La nature contraignante dépend du libellé des clauses. Si les parties utilisent un langage obligatoire ('s'engagent à'), les dispositions sont exécutoires au titre de l'art. 1378 C.c.Q. Si elles utilisent un langage d'intention ('entendent', 'espèrent'), ces dispositions sont généralement non contraignantes. En pratique, les protocoles d'accord québécois ont souvent une structure hybride : certaines clauses (confidentialité, bonne foi, PI) sont contraignantes, les termes commerciaux restant non contraignants.
L'art. 1375 C.c.Q. impose la bonne foi dès la négociation. Une partie qui rompt les négociations de mauvaise foi — sans intention réelle de conclure, en induisant l'autre à engager des dépenses, ou en se retirant sans motif sérieux — peut engager sa responsabilité précontractuelle en vertu des arts. 1375 et 1457 C.c.Q. Le protocole d'accord formalise et renforce cette obligation de bonne foi.
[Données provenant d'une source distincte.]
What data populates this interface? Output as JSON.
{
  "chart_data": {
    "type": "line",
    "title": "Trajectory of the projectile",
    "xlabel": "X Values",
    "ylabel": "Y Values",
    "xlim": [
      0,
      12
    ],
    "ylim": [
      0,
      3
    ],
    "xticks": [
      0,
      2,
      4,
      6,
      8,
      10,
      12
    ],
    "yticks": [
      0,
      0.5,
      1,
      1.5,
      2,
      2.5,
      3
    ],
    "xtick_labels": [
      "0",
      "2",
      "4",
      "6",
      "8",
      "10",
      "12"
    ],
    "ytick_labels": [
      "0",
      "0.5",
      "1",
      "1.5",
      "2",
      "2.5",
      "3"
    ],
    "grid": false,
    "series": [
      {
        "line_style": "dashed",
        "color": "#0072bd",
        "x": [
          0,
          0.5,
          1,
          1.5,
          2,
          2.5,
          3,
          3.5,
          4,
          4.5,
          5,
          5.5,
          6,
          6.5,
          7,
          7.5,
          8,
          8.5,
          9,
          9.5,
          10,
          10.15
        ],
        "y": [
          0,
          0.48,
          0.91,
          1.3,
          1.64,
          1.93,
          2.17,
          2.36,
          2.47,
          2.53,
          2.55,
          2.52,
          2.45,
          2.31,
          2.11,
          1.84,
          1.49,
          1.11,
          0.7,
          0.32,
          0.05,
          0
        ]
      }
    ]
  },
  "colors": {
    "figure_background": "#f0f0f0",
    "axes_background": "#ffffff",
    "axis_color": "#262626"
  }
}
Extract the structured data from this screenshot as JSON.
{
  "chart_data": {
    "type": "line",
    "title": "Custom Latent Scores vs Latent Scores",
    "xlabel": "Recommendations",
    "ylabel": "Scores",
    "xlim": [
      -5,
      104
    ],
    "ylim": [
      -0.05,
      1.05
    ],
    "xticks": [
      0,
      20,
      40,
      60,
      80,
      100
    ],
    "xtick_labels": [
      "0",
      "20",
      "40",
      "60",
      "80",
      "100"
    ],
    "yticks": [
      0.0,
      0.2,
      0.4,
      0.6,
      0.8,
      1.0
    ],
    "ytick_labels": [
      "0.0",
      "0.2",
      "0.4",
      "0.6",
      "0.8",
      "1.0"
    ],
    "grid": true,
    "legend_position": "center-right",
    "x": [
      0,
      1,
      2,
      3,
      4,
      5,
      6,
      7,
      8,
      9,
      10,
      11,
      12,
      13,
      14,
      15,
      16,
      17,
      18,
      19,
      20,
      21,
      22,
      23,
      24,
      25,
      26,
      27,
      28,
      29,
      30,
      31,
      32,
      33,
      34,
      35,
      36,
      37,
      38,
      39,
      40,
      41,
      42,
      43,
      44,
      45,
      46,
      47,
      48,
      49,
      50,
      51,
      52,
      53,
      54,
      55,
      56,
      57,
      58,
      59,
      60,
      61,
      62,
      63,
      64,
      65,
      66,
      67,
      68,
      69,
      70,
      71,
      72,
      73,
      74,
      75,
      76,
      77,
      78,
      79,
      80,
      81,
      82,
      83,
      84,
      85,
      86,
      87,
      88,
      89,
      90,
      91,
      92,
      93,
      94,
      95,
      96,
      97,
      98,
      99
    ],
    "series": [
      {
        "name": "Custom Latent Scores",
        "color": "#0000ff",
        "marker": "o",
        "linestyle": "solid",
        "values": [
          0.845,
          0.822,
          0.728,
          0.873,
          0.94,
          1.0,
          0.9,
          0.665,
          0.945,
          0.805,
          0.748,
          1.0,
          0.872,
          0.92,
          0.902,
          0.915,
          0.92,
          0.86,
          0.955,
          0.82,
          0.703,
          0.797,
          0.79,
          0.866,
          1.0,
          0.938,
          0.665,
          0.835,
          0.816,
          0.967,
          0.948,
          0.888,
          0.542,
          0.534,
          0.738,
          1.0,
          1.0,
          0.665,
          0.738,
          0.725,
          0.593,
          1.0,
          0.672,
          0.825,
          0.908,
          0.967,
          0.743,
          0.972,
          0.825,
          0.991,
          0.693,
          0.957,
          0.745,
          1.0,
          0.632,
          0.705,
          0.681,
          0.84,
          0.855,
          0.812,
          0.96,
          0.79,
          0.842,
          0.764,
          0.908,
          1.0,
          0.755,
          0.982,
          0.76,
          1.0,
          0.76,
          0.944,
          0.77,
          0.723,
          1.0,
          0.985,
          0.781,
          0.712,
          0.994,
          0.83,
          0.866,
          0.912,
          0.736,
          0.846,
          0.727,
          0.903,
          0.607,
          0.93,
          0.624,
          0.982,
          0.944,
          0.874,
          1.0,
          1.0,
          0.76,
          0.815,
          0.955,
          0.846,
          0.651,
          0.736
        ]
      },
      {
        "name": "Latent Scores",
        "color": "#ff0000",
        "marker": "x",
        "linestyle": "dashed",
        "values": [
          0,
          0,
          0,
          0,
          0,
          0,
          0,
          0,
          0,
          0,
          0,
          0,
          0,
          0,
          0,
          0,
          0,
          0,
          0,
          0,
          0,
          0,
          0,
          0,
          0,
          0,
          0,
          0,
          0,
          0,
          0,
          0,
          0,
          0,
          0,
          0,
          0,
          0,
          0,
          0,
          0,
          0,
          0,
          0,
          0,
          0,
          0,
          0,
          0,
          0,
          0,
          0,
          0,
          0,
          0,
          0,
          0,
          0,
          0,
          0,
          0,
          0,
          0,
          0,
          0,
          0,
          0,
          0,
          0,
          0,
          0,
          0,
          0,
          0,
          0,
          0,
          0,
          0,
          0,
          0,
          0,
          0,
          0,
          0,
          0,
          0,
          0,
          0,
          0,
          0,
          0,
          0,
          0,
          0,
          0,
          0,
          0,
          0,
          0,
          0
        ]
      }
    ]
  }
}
La PI dans un protocole d'accord doit clarifier : la propriété de la PI pré-existante de chaque partie, la propriété de la PI développée conjointement, et les droits de licence pendant et après le protocole. Sans clause claire, des disputes peuvent surgir sur la propriété des produits, logiciels ou contenus développés conjointement. Un accord de cession ou de licence distinct reste recommandé pour tout transfert significatif de PI.
La lettre d'intention exprime habituellement l'intention d'une seule partie et est généralement non contraignante. Le protocole d'accord est un document bilatéral signé par les deux parties, plus détaillé, pouvant combiner clauses contraignantes et non contraignantes. En droit québécois, c'est le contenu et le libellé qui déterminent le caractère contraignant, et non le titre du document (arts. 1378 et 1385 C.c.Q.).